Anthropic está em discussões de estágio inicial com Microsoft para implantar cargas de trabalho de inferência de modelo de linguagem grande Claude em servidores do Azure equipados com o acelerador de IA customizado Maia 200 da Microsoft, segundo CNBC e fontes próximas das discussões. Nenhum acordo foi assinado, e as discussões permanecem preliminares. Se concluído, o acordo tornaria Claude o primeiro modelo de classe de fronteira externo a validar silício customizado da Microsoft em escala de produção. Maia 200, lançado em janeiro de 2026 no processo de 3 nanômetros da TSMC, foi projetado exclusivamente para inferência de IA e afirma mais de 30% melhor desempenho de tokens-por-dólar comparado com o último silício GPU na frota da Microsoft.
Anthropic atualmente hospeda Claude em um mix de infraestrutura diversificado: pods TPU v5p do Google Cloud, Trainium e Inferentia2 da Amazon Web Services, e em GPUs NVIDIA via Microsoft e provedores de nuvem de terceiros. Um acordo Maia adicionaria uma quarta opção de silício customizado principal e reduziria custo de inferência por token de Claude, uma métrica que impulsiona unit economics de todo lab de fronteira. O programa Maia da Microsoft enfrentou atrasos e desafios de validação externa; Trainium da Amazon e TPU do Google têm anos de precedência de cliente. A avaliação de Anthropic envolve avaliar tradeoffs de precisão numérica do Maia 200 e se inferência FP8 atende requisitos de latência e qualidade de Claude.

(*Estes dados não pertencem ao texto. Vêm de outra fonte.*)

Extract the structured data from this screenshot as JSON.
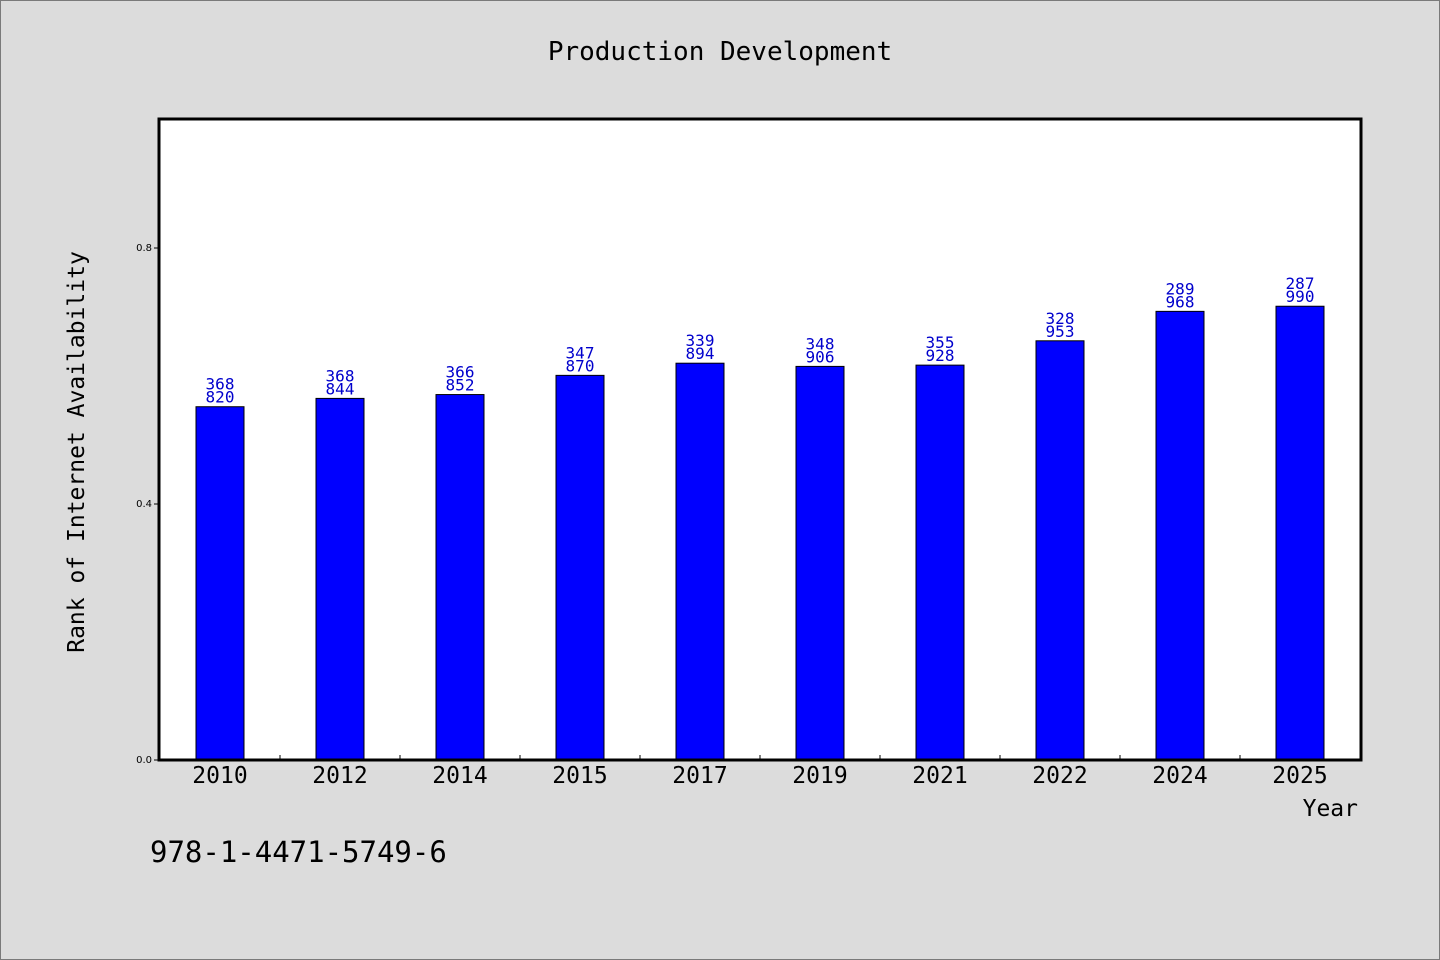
{
  "chart_data": {
    "type": "bar",
    "title": "Production Development",
    "xlabel": "Year",
    "ylabel": "Rank of Internet Availability",
    "categories": [
      "2010",
      "2012",
      "2014",
      "2015",
      "2017",
      "2019",
      "2021",
      "2022",
      "2024",
      "2025"
    ],
    "values": [
      0.552,
      0.565,
      0.571,
      0.601,
      0.62,
      0.615,
      0.617,
      0.655,
      0.701,
      0.709
    ],
    "data_labels": [
      [
        "368",
        "820"
      ],
      [
        "368",
        "844"
      ],
      [
        "366",
        "852"
      ],
      [
        "347",
        "870"
      ],
      [
        "339",
        "894"
      ],
      [
        "348",
        "906"
      ],
      [
        "355",
        "928"
      ],
      [
        "328",
        "953"
      ],
      [
        "289",
        "968"
      ],
      [
        "287",
        "990"
      ]
    ],
    "ylim": [
      0,
      1.0
    ],
    "yticks": [
      0.0,
      0.4,
      0.8
    ],
    "ytick_labels": [
      "0.0",
      "0.4",
      "0.8"
    ],
    "grid": false,
    "bar_color": "#0000ff",
    "label_color": "#0000cc"
  },
  "footnote": "978-1-4471-5749-6"
}
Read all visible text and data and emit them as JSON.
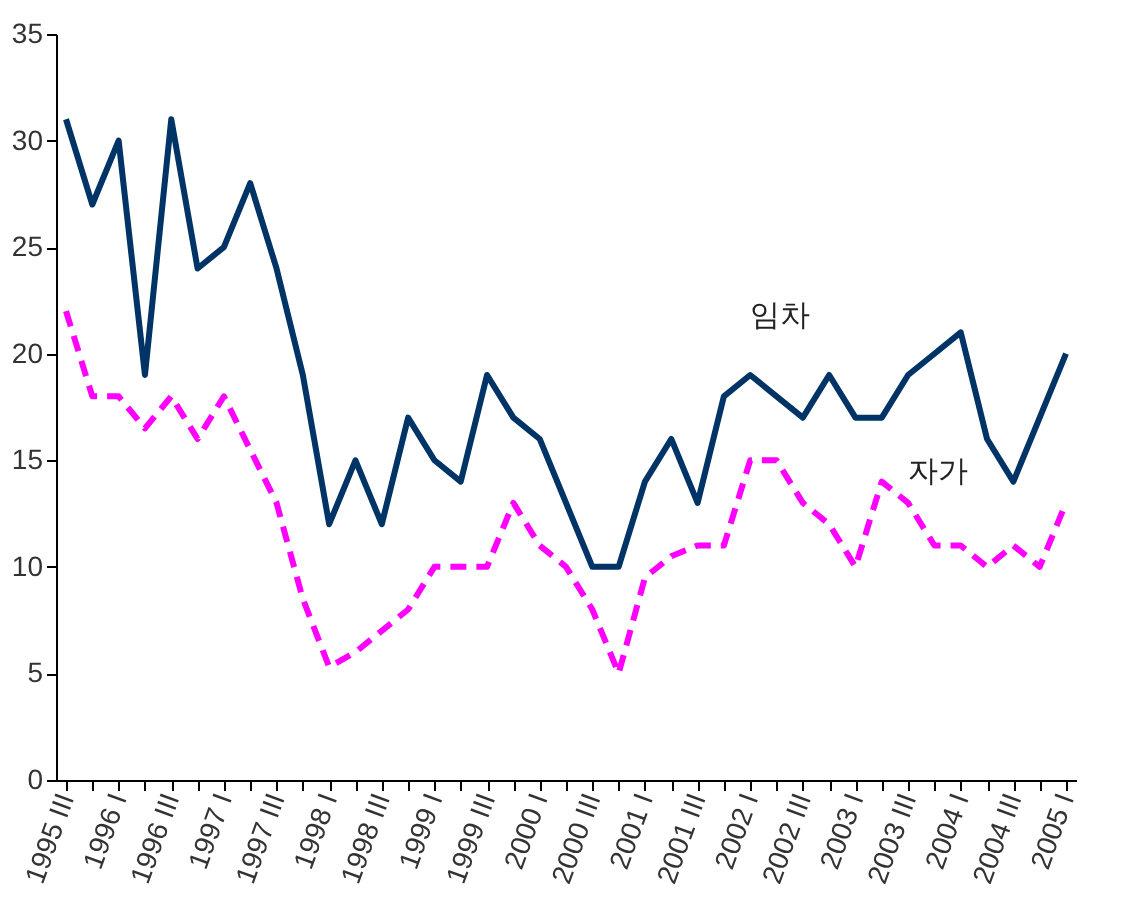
{
  "chart_data": {
    "type": "line",
    "categories": [
      "1995 III",
      null,
      "1996 I",
      null,
      "1996 III",
      null,
      "1997 I",
      null,
      "1997 III",
      null,
      "1998 I",
      null,
      "1998 III",
      null,
      "1999 I",
      null,
      "1999 III",
      null,
      "2000 I",
      null,
      "2000 III",
      null,
      "2001 I",
      null,
      "2001 III",
      null,
      "2002 I",
      null,
      "2002 III",
      null,
      "2003 I",
      null,
      "2003 III",
      null,
      "2004 I",
      null,
      "2004 III",
      null,
      "2005 I"
    ],
    "series": [
      {
        "name": "임차",
        "color": "#003366",
        "line_style": "solid",
        "values": [
          31,
          27,
          30,
          19,
          31,
          24,
          25,
          28,
          24,
          19,
          12,
          15,
          12,
          17,
          15,
          14,
          19,
          17,
          16,
          13,
          10,
          10,
          14,
          16,
          13,
          18,
          19,
          18,
          17,
          19,
          17,
          17,
          19,
          20,
          21,
          16,
          14,
          17,
          20
        ]
      },
      {
        "name": "자가",
        "color": "#ff00ff",
        "line_style": "dashed",
        "values": [
          22,
          18,
          18,
          16.5,
          18,
          16,
          18,
          15.5,
          13,
          8.5,
          5.3,
          6,
          7,
          8,
          10,
          10,
          10,
          13,
          11,
          10,
          8,
          5,
          9.5,
          10.5,
          11,
          11,
          15,
          15,
          13,
          12,
          10,
          14,
          13,
          11,
          11,
          10,
          11,
          10,
          13
        ]
      }
    ],
    "ylim": [
      0,
      35
    ],
    "yticks": [
      0,
      5,
      10,
      15,
      20,
      25,
      30,
      35
    ],
    "grid": false,
    "marker": "none"
  }
}
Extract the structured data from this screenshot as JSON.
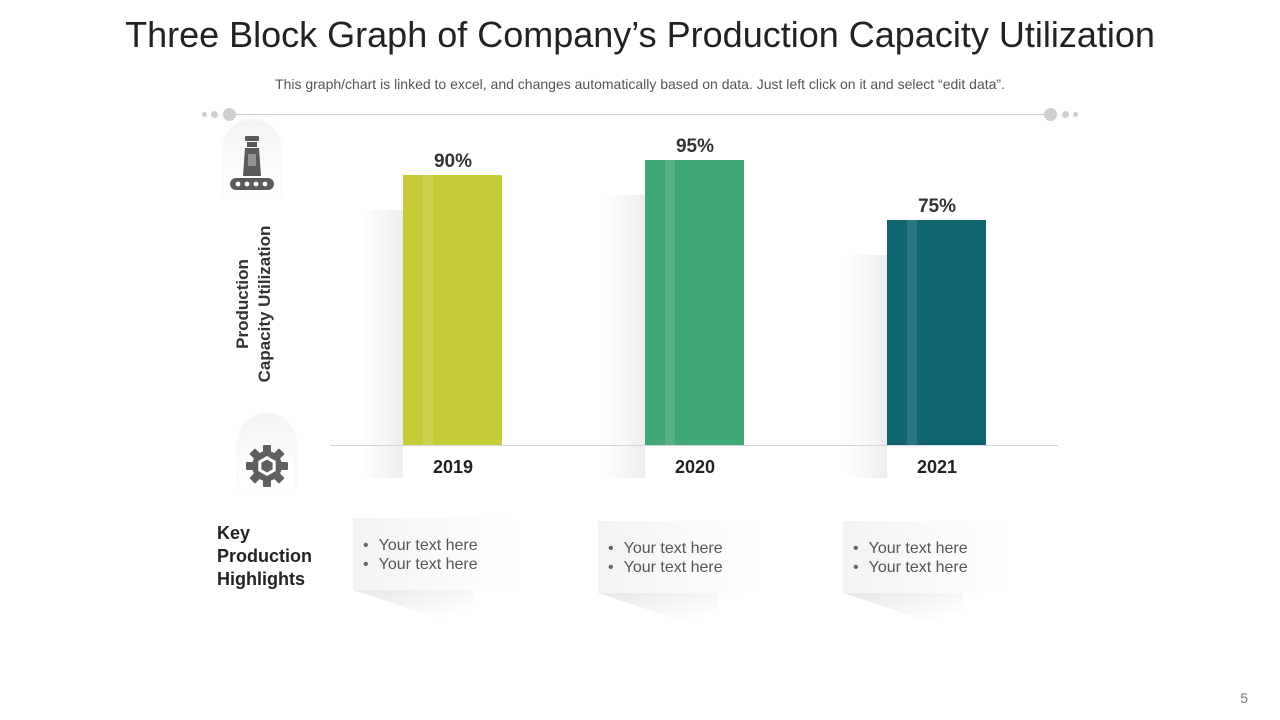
{
  "title": "Three Block Graph of Company’s Production Capacity Utilization",
  "subtitle": "This graph/chart is linked to excel, and changes automatically based on data. Just left click on it and select “edit data”.",
  "icons": {
    "top": "factory-chimney-icon",
    "bottom": "gear-icon"
  },
  "key": {
    "line1": "Key",
    "line2": "Production",
    "line3": "Highlights"
  },
  "cards": [
    {
      "bullets": [
        "Your text here",
        "Your text here"
      ]
    },
    {
      "bullets": [
        "Your text here",
        "Your text here"
      ]
    },
    {
      "bullets": [
        "Your text here",
        "Your text here"
      ]
    }
  ],
  "page_number": "5",
  "chart_data": {
    "type": "bar",
    "title": "Three Block Graph of Company’s Production Capacity Utilization",
    "xlabel": "",
    "ylabel": "Production Capacity Utilization",
    "ylabel_lines": [
      "Production",
      "Capacity Utilization"
    ],
    "categories": [
      "2019",
      "2020",
      "2021"
    ],
    "values": [
      90,
      95,
      75
    ],
    "value_labels": [
      "90%",
      "95%",
      "75%"
    ],
    "colors": [
      "#c5cc37",
      "#3fa874",
      "#0f6470"
    ],
    "ylim": [
      0,
      100
    ],
    "grid": false
  }
}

Para arquitetos de infraestrutura, as discussões sulinham o desvio em direção a silício de inferência customizado e longe de GPU como comodidade. A estratégia de cobertura multicloud de Anthropic demonstra como labs de fronteira estão fragmentando seus compromissos de hardware para evitar vendor lock-in e otimizar custo. Um acordo assinado marcaria um ponto de validação para o roteiro de silício da Microsoft e sinalizaria que chips projetados por hiperscaler podem servir modelos externos em econômia competitiva.